- Gerner & Anor v State of Victoria  HCA 48
- Peniamina v R  HCA 47
Implied freedom of movement
In Gerner & Anor v State of Victoria  HCA 48 (6 November 2020) the High Court was asked by the parties to rule on the question of whether the Constitution provides for an implied freedom allowing people in Australia to move within the state where they reside without arbitrary restriction of movement.

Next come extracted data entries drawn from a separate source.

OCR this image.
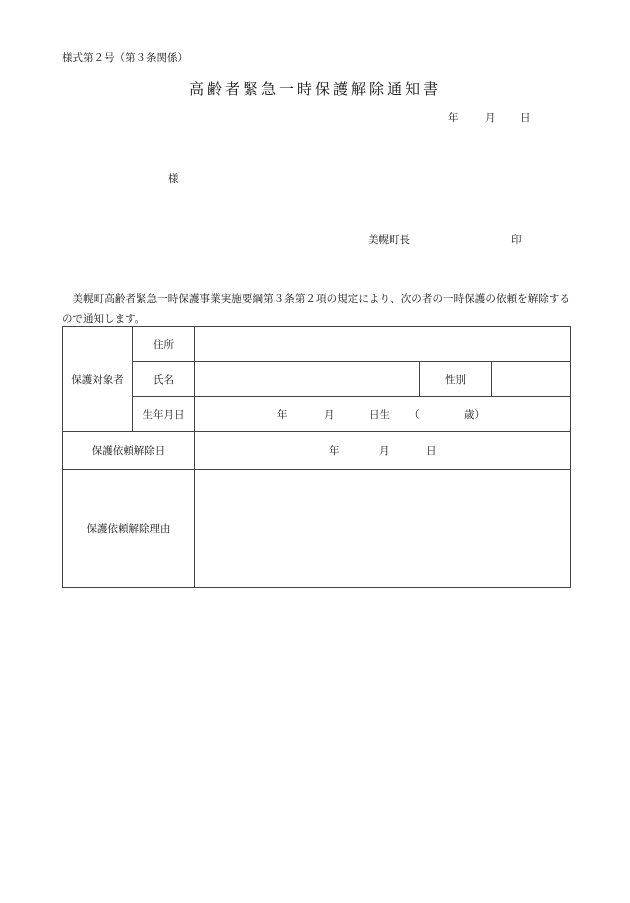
様式第２号（第３条関係）
高齢者緊急一時保護解除通知書
年	月 日
様
美幌町長	印
美幌町高齢者緊急一時保護事業実施要綱第３条第２項の規定により、次の者の一時保護の依頼を解除するので通知します。
保護対象者	住所			
	氏名		性別	
	生年月日	年 月 日生 （ 歳）		
保護依頼解除日		年 月 日		
保護依頼解除理由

On 16 March 2020, the Minister for Health declared a state of emergency for the whole of Victoria by reason of the risk posed by COVID-19 to public health. On the declaration of a state of emergency, the Chief Health Officer (‘CHO’) is empowered, by ss 200(1)(b) and (d) of the Public Health and Wellbeing Act 2008 (Vic) (‘Health Act’), to ‘restrict the movement of any person or group of persons within the emergency area’ and to ‘give any other direction’ that he ‘considers is reasonably necessary to protect public health’. Since the declaration, the CHO has issued directions restricting the movement of people within Victoria. The directions were in force at the time the matter came before the High Court (‘Lockdown Directions’).

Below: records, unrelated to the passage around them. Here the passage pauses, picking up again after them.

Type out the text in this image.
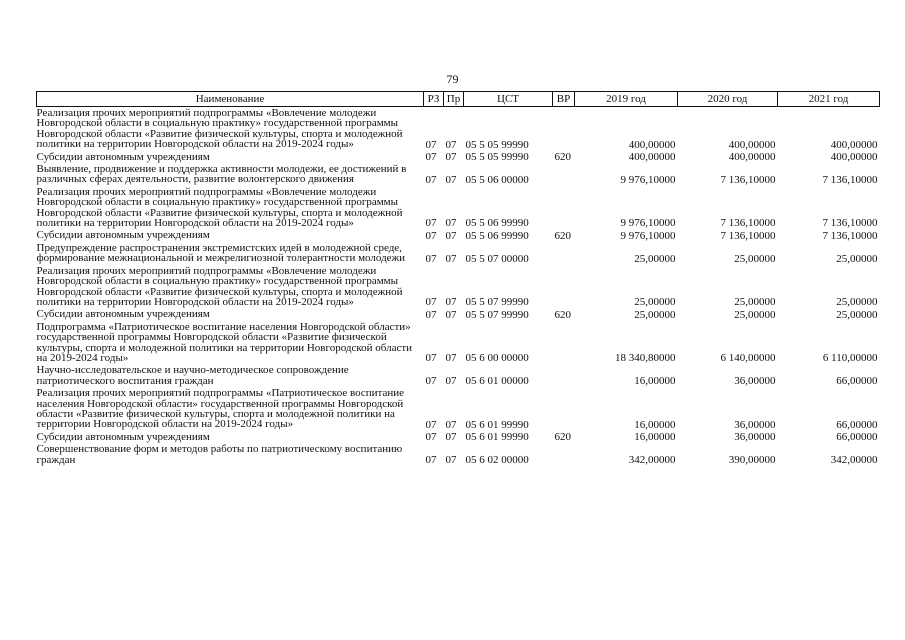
79
Наименование	РЗ	Пр	ЦСТ	ВР	2019 год	2020 год	2021 год
Реализация прочих мероприятий подпрограммы «Вовлечение молодежи Новгородской области в социальную практику» государственной программы Новгородской области «Развитие физической культуры, спорта и молодежной политики на территории Новгородской области на 2019-2024 годы»	07	07	05 5 05 99990		400,00000	400,00000	400,00000
Субсидии автономным учреждениям	07	07	05 5 05 99990	620	400,00000	400,00000	400,00000
Выявление, продвижение и поддержка активности молодежи, ее достижений в различных сферах деятельности, развитие волонтерского движения	07	07	05 5 06 00000		9 976,10000	7 136,10000	7 136,10000
Реализация прочих мероприятий подпрограммы «Вовлечение молодежи Новгородской области в социальную практику» государственной программы Новгородской области «Развитие физической культуры, спорта и молодежной политики на территории Новгородской области на 2019-2024 годы»	07	07	05 5 06 99990		9 976,10000	7 136,10000	7 136,10000
Субсидии автономным учреждениям	07	07	05 5 06 99990	620	9 976,10000	7 136,10000	7 136,10000
Предупреждение распространения экстремистских идей в молодежной среде, формирование межнациональной и межрелигиозной толерантности молодежи	07	07	05 5 07 00000		25,00000	25,00000	25,00000
Реализация прочих мероприятий подпрограммы «Вовлечение молодежи Новгородской области в социальную практику» государственной программы Новгородской области «Развитие физической культуры, спорта и молодежной политики на территории Новгородской области на 2019-2024 годы»	07	07	05 5 07 99990		25,00000	25,00000	25,00000
Субсидии автономным учреждениям	07	07	05 5 07 99990	620	25,00000	25,00000	25,00000
Подпрограмма «Патриотическое воспитание населения Новгородской области» государственной программы Новгородской области «Развитие физической культуры, спорта и молодежной политики на территории Новгородской области на 2019-2024 годы»	07	07	05 6 00 00000		18 340,80000	6 140,00000	6 110,00000
Научно-исследовательское и научно-методическое сопровождение патриотического воспитания граждан	07	07	05 6 01 00000		16,00000	36,00000	66,00000
Реализация прочих мероприятий подпрограммы «Патриотическое воспитание населения Новгородской области» государственной программы Новгородской области «Развитие физической культуры, спорта и молодежной политики на территории Новгородской области на 2019-2024 годы»	07	07	05 6 01 99990		16,00000	36,00000	66,00000
Субсидии автономным учреждениям	07	07	05 6 01 99990	620	16,00000	36,00000	66,00000
Совершенствование форм и методов работы по патриотическому воспитанию граждан	07	07	05 6 02 00000		342,00000	390,00000	342,00000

The first plaintiff resided in Melbourne and was the owner of the second defendant, a restaurant business in Melbourne. The Lockdown Directions had a devastating impact on the plaintiffs’ restaurant business. The plaintiffs commenced proceedings in the original jurisdiction of the High Court seeking declarations that ss 200(1)(b) and (d) of the Health Act and the Lockdown Directions are invalid as an infringement of an implied right to freedom of movement in the Constitution.

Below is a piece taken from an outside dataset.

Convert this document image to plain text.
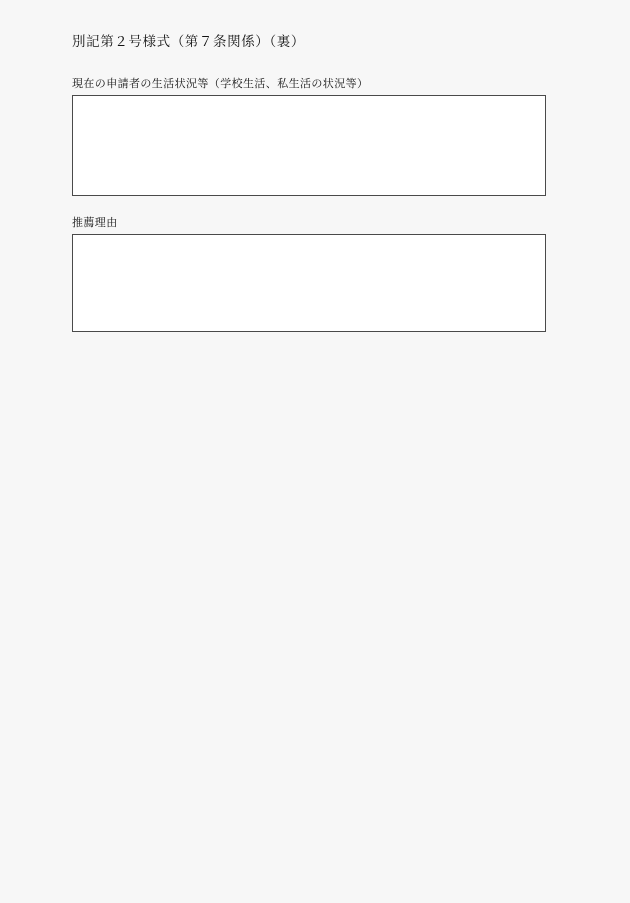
別記第２号様式（第７条関係）（裏）
現在の申請者の生活状況等（学校生活、私生活の状況等）
推薦理由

The plaintiffs argued that the freedom could be implied in three alternative ways. First, the plaintiffs argued that the freedom could be ‘implied from the text and structure of the Constitution and is logically and practically necessary for the preservation of the constitutional structure’ (‘Preservation Argument’). Second, the plaintiffs argued that the freedom could be ‘implied from the system of representative and responsible government enshrined in the Constitution and as part of the implied freedom of political communication’ (‘Political Communication Argument’). Third, the plaintiffs argued that the freedom could be ‘implied as an aspect of s 92 of the Constitution’ (which provides for free trade between Australian states) (‘Free Trade Argument’).